Sencillamente, se hizo saber del modo más repentino y en todas
partes al mismo tiempo que el enemigo no era Eurasia, sino Asia
Oriental. Winston tomaba parte en una manifestación que se celebraba
en una de las plazas centrales de Londres en el momento del cambiazo.

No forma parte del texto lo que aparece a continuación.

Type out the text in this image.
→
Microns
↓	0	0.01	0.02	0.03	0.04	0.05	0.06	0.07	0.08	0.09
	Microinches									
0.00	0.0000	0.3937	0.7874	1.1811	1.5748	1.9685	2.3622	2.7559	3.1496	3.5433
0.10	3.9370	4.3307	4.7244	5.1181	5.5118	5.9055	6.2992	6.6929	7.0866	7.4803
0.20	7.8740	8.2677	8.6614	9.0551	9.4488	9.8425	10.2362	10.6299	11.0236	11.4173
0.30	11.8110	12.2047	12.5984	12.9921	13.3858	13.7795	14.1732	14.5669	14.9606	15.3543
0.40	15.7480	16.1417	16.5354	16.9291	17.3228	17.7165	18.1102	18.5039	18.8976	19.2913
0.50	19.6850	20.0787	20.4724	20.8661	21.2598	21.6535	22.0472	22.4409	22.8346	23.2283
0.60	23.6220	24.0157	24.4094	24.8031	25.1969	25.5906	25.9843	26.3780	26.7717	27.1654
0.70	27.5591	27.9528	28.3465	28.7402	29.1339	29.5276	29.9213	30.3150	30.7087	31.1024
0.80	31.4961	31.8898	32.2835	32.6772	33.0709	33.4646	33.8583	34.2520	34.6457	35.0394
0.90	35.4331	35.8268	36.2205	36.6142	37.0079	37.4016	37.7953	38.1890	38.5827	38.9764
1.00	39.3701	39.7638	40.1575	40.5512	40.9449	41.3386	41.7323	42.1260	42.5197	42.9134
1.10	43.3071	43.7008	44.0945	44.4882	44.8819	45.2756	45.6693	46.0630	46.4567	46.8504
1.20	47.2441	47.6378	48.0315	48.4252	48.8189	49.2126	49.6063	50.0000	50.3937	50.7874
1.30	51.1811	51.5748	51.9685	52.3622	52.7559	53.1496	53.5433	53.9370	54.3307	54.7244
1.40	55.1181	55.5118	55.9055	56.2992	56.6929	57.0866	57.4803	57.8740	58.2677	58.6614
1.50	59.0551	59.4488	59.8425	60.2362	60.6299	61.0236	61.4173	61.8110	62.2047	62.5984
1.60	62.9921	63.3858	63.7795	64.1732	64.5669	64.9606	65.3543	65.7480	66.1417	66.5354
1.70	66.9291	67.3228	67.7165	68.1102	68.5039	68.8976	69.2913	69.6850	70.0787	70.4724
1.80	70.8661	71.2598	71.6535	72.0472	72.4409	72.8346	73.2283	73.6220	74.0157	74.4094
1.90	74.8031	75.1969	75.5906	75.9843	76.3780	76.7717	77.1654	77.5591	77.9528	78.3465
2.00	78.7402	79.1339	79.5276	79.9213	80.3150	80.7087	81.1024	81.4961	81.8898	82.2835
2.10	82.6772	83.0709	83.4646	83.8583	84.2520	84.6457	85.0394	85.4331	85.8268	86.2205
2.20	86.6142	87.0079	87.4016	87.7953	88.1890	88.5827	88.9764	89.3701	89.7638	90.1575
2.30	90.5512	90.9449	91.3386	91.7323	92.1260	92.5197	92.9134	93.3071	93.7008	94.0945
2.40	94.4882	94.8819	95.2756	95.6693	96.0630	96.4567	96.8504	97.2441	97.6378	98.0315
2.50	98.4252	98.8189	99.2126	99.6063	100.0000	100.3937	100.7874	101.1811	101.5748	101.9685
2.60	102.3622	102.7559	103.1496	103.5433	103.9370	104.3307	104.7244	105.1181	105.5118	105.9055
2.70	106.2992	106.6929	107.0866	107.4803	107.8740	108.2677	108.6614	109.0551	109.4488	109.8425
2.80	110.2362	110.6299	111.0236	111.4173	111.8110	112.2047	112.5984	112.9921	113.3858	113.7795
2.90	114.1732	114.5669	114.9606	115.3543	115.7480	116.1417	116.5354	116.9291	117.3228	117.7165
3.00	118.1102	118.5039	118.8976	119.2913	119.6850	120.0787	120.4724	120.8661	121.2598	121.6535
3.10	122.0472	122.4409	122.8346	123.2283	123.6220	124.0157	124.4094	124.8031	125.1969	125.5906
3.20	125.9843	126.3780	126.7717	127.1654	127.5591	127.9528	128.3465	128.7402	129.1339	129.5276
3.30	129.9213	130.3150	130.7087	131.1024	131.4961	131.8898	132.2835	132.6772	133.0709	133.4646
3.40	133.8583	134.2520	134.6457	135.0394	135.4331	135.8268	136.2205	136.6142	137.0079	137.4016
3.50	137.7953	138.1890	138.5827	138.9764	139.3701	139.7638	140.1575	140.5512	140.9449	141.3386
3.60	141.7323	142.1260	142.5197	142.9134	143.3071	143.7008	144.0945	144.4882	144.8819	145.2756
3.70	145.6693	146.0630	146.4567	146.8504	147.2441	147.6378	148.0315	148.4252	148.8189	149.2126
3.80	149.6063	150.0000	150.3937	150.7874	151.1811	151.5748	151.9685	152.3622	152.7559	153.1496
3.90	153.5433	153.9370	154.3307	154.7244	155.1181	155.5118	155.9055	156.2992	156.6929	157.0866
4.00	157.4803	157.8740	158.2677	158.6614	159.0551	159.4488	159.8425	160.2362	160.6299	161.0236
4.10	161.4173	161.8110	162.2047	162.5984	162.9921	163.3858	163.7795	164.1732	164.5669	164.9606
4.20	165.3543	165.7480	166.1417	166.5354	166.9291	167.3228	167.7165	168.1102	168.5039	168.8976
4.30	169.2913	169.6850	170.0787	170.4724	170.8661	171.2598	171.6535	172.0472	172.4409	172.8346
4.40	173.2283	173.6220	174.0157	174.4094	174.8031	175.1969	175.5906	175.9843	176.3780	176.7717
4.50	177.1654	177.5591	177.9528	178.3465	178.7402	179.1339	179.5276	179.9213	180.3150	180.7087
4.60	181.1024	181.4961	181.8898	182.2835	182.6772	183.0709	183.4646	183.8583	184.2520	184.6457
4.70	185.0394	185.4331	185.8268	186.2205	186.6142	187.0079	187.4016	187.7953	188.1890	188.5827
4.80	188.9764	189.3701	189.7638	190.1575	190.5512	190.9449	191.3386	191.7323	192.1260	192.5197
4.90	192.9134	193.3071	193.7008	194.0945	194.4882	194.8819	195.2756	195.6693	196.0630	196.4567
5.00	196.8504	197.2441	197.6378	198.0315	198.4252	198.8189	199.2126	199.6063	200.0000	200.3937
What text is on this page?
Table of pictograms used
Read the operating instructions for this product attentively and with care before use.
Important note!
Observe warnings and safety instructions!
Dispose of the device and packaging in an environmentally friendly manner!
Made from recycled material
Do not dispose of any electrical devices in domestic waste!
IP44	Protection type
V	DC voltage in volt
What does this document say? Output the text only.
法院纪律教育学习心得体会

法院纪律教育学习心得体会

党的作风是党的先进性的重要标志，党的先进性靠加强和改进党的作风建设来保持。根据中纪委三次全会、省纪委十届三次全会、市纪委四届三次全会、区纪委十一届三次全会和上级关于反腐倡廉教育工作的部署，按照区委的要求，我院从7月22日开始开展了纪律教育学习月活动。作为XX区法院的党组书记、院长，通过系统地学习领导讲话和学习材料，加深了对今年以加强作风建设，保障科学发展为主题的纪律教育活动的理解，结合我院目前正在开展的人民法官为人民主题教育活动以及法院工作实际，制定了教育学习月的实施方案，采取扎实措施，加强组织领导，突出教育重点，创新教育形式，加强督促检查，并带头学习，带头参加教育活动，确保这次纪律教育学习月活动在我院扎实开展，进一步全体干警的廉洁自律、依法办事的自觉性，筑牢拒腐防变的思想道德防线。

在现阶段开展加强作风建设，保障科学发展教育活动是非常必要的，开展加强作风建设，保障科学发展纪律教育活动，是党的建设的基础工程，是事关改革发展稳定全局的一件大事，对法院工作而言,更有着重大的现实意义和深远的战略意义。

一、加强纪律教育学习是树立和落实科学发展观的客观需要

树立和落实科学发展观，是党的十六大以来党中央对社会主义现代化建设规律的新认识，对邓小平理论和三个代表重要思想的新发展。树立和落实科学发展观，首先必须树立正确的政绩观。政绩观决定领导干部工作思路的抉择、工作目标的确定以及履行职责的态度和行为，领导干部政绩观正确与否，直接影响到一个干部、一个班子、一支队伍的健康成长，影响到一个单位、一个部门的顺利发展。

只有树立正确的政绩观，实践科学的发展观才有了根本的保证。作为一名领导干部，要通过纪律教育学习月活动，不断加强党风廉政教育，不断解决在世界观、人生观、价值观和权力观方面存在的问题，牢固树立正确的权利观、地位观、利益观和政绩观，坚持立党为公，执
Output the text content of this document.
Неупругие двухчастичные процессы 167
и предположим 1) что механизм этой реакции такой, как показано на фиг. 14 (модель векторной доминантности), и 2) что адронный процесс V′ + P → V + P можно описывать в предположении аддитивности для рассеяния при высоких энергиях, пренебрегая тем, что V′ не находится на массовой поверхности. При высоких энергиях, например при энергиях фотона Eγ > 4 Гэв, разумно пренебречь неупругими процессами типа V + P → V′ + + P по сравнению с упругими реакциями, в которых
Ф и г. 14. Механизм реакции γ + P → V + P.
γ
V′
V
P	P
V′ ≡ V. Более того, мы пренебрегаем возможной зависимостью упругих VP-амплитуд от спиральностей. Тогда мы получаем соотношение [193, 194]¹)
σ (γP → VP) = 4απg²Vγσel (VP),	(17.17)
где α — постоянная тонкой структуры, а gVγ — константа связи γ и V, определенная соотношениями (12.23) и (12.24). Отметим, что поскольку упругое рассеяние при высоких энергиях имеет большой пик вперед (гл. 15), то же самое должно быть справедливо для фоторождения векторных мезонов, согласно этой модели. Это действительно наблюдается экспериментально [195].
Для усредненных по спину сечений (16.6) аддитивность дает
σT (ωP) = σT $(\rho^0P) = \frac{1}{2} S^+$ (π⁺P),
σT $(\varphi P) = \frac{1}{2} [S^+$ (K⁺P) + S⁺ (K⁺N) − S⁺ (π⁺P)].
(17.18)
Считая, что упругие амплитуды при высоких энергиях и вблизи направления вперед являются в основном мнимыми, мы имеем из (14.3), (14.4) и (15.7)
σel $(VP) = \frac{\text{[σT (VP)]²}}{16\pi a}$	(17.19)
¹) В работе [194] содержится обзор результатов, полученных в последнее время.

Era de noche y todo estaba cegadoramente iluminado con focos. En la
plaza había varios millares de personas, incluyendo mil niños de
las escuelas con el uniforme de los Espías. En una plataforma
forrada de trapos rojos, un orador del Partido Interior, un hombre
delgaducho y bajito con unos brazos desproporcionadamente largos y un
cráneo grande y calvo con unos cuantos mechones sueltos atravesados
sobre él, arengaba a la multitud. La pequeña figura, retorcida de
odio, se agarraba al micrófono con una mano mientras que con la
otra, enorme, al final de un brazo huesudo, daba zarpazos
amenazadores por encima de su cabeza. Su voz, que los altavoces
hacían metálica, soltaba una interminable sarta de atrocidades,
matanzas en masa, deportaciones, saqueos, violaciones, torturas de
prisioneros, bombardeos de poblaciones civiles, agresiones injustas,
propaganda mentirosa y tratados incumplidos. Era casi imposible
escucharle sin convencerse primero y luego volverse loco. A cada
momento, la furia de la multitud hervía inconteniblemente y la voz
del orador era ahogada por una salvaje y bestial gritería que
brotaba incontrolablemente de millares de gargantas. Los chillidos
más salvajes eran los de los niños de las escuelas. El discurso
duraba ya unos veinte minutos cuando un mensajero subió
apresuradamente a la plataforma y le entregó a aquel hombre un
papelito. Él lo desenrolló y lo leyó sin dejar de hablar. Nada se
alteró en su voz ni en su gesto, ni siquiera en el contenido de lo
que decía. Pero, de pronto, los nombres eran diferentes. Sin
necesidad de comunicárselo por palabras, una oleada de comprensión
agitó a la multitud. ¡Oceanía estaba en guerra con Asia Oriental!
Pero, inmediatamente, se produjo una tremenda conmoción. Las
banderas, los carteles que decoraban la plaza estaban todos
equivocados. Aquellos no eran los rostros del enemigo. ¡Sabotaje!
¡Los agentes de Goldstein eran los culpables! Hubo una fenomenal
algarabía mientras todos se dedicaban a arrancar carteles y a romper
banderas, pisoteando luego los trozos de papel y cartón roto. Los
Espías
realizaron prodigios de actividad subiéndose a los tejados para
cortar las bandas de tela pintada que cruzaban la calle. Pero a los
dos o tres minutos se había terminado todo. El orador, que no había
soltado el micrófono, seguía vociferando y dando zarpazos al aire.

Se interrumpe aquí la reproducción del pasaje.